The winning design was awarded to apprentices from BAE Systems in Rochester, Kent for their ‘Inviso visual aid device’, helping solider with restricted movement, such as back injuries, to see their surroundings.
The clever device uses a combination of three cameras to give the soldier an unrestricted view of the hospital ward; enabling them to see other patients, visitors and to help with basic needs such as eating and shaving. The ‘Inviso’ will provide the patients with control over what they can see, allowing them a greater independence and help to boost their morale.
Apprentice Steven Costin from Rochester said: “It’s great to be at the final ceremony and impress everyone with our design. It’s a huge achievement for to be developed further by the hospital. We would all be so proud to see patients using it in the future”.
The 60 BAE Systems apprentices, all aged between 19 and 24, have spent the last nine months developing visual aid devices or physiotherapy equipment in partnership with the Queen Elizabeth Hospital Birmingham. The teams presented their designs to an audience of senior military officials, charities, doctors and BAE Systems’ management during a final awards ceremony at the Imperial War Museum, London.
The Apprentice Innovation Challenge is run every two years by BAE Systems with different partner charities. This year BAE Systems worked closely with Queen Elizabeth Hospital Birmingham, the home of the Royal Centre for Defence Medicine, to ensure the recovery aids are designed with the patient’s future use firmly in mind.
The apprentices were presented with two challenges this year. Each team could choose to take on either the ‘wider view’ challenge, to devise a solution which enables the patient to see around them as if they were sitting up in bed and can move their head; or the ‘bed based exercise’ challenge, where teams had to invent physiotherapy equipment that can be used in bed as a form of physical exercise – an important motivator for fitness-focused military patients. The team’s designs were judged by a ‘Dragons Den’ panel of experts, consisting of medical experts and senior engineering staff from BAE Systems.
Mike Hammond, chief executive of Queen Elizabeth Hospital Birmingham, said: “The charity works directly with military patients and their families, funding equipment and facilities which aren’t provided by the NHS. These items range from DVDs in the ward common room to more innovative rehabilitation equipment such as a Nintendo Wii, purchased to help amputees with their balance and fitness.

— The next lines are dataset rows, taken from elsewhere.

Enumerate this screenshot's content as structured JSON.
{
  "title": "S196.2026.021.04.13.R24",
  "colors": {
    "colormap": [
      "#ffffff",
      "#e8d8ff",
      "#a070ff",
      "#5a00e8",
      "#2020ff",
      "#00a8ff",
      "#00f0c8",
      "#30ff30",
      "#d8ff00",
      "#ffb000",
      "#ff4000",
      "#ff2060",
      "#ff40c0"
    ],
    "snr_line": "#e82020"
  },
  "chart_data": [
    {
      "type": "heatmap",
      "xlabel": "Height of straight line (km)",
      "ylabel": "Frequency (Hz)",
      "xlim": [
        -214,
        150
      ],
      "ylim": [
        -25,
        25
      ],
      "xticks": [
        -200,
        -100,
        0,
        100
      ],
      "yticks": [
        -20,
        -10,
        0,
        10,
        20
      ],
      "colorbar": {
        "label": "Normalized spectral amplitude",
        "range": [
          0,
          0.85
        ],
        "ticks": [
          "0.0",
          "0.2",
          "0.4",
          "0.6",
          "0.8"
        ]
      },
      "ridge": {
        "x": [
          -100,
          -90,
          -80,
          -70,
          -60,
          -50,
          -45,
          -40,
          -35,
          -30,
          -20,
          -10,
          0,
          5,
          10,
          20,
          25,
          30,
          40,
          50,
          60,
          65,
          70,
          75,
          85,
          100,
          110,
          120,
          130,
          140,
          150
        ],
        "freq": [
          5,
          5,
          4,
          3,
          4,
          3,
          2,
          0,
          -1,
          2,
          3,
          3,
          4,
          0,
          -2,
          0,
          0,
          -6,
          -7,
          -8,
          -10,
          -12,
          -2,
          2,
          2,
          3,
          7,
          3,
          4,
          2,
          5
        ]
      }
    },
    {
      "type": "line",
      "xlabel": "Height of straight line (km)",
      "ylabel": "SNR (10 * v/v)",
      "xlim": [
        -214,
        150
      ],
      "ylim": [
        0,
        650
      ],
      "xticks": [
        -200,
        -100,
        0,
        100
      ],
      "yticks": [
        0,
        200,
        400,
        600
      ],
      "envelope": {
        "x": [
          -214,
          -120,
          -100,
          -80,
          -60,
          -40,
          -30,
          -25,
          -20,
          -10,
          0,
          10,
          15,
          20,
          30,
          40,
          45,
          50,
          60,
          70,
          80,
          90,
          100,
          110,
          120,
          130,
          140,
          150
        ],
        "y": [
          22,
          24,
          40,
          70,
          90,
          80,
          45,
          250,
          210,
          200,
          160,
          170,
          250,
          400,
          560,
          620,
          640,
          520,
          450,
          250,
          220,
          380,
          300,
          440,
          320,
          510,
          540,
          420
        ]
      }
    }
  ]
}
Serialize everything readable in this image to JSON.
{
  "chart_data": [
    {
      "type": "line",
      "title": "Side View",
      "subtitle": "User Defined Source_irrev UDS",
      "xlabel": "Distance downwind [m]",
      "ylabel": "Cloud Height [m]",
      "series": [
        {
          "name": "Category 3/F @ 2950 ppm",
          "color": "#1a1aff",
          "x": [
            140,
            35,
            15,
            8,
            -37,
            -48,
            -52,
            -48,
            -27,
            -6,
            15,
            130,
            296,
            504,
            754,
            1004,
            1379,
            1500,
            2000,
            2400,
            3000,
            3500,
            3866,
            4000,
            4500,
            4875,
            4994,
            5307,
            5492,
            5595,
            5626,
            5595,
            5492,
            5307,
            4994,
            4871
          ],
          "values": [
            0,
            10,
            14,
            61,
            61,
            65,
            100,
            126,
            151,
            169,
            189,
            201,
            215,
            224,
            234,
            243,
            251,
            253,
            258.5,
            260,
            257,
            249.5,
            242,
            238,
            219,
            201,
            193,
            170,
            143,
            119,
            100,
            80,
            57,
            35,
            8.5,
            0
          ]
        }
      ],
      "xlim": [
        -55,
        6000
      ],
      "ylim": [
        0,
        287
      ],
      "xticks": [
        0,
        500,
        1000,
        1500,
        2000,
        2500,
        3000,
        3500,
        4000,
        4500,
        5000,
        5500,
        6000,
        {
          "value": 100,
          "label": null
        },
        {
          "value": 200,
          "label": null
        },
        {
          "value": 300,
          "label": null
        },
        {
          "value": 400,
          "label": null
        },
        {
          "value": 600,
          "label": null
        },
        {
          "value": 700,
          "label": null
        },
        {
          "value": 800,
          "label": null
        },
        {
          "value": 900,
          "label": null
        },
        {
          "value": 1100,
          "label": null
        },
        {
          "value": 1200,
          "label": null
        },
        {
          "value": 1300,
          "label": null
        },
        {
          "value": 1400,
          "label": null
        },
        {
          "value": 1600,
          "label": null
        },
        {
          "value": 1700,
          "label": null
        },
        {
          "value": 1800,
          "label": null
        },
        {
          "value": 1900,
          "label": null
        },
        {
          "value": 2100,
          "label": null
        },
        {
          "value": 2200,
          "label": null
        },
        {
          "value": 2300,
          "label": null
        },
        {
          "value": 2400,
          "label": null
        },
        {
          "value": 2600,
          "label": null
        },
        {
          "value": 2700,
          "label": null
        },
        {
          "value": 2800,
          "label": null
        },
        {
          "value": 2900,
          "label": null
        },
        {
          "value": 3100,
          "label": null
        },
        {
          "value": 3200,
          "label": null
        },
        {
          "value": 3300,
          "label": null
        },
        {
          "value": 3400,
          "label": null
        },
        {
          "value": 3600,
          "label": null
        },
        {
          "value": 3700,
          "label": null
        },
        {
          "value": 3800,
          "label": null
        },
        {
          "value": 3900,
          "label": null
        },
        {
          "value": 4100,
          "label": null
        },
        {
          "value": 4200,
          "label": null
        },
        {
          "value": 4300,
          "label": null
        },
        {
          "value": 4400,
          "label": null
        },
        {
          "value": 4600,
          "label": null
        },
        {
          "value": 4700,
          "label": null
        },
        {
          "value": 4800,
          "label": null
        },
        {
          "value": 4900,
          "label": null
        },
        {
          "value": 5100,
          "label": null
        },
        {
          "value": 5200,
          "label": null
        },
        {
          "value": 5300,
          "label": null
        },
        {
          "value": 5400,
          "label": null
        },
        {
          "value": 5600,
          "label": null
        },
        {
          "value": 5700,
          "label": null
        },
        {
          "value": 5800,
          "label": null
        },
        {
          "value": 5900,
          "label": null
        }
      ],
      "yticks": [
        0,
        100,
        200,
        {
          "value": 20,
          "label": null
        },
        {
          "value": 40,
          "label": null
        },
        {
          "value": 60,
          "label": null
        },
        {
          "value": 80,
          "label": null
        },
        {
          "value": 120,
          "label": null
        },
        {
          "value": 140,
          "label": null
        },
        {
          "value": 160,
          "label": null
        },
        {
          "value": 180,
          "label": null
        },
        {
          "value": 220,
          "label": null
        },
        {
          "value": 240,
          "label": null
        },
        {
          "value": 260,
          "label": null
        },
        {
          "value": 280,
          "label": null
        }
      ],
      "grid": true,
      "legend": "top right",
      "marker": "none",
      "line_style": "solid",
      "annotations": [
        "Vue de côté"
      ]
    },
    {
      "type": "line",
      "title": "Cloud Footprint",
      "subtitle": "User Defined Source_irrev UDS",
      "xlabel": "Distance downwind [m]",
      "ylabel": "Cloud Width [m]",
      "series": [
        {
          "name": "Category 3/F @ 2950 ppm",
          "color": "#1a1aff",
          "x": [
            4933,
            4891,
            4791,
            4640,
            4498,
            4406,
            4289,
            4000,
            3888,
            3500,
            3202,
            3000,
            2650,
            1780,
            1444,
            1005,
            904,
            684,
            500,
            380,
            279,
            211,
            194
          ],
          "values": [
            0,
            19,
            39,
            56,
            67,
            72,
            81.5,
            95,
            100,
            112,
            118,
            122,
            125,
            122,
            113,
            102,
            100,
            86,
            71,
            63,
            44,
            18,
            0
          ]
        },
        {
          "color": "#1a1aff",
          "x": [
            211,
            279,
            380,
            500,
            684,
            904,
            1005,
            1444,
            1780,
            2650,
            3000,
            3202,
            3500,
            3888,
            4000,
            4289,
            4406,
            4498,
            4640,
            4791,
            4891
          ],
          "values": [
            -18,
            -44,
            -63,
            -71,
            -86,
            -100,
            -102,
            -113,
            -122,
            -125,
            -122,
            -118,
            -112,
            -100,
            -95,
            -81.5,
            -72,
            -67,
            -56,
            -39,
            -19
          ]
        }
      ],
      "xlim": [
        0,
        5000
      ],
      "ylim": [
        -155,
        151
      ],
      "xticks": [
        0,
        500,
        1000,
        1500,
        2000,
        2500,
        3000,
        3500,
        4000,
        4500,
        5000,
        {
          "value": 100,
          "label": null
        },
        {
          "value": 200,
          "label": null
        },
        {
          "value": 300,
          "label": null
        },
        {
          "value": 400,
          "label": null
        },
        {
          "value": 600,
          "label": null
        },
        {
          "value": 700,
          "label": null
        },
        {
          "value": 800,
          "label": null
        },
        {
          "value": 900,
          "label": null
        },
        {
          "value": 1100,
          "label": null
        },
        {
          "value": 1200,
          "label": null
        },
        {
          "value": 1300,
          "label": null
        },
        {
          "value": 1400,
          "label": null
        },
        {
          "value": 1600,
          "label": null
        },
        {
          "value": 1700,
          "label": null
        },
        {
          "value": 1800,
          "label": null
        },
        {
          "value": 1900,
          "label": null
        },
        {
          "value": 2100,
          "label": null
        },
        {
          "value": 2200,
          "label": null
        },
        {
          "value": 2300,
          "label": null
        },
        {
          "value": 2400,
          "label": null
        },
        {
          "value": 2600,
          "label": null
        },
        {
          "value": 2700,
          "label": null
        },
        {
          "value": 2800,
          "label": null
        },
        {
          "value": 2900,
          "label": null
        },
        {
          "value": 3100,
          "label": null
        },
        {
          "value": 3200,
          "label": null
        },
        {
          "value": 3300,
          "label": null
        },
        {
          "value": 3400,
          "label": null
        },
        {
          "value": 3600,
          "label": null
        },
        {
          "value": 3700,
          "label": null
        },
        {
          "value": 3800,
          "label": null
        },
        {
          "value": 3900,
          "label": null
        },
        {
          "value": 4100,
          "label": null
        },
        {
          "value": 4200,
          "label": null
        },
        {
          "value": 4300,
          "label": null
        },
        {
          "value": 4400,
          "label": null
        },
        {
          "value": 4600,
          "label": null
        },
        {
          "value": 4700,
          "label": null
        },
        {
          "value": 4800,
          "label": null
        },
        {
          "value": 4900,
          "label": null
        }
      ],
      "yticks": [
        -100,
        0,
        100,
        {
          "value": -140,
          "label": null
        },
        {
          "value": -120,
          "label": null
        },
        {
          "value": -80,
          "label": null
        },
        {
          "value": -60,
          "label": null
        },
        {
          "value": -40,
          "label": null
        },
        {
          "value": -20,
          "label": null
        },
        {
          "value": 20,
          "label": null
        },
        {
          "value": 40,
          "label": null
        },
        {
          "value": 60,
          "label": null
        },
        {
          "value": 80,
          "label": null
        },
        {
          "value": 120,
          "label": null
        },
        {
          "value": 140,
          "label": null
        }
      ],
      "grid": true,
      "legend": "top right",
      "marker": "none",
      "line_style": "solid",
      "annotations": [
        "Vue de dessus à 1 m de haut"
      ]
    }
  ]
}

“The charity, physiotherapy and critical care staff at the Queen Elizabeth Hospital Birmingham worked closely with BAE Systems to design and run the Innovation Challenge and we have been very impressed with the results. These devices solve real challenges faced by injured soldiers during the first stages of their recovery and rehabilitation with the potential to enhance the world class medical care patients currently receive.”
Clyde Warsop, Executive Scientist and judge from BAE Systems, added: “The Apprentice Innovation Challenge is helping an extremely important cause this year by developing engineering devices that could help our brave servicemen and women recover from injuries. It also encourages our apprentices to develop the kind of project management, teamwork and technical skills that we value most in our company’s staff.”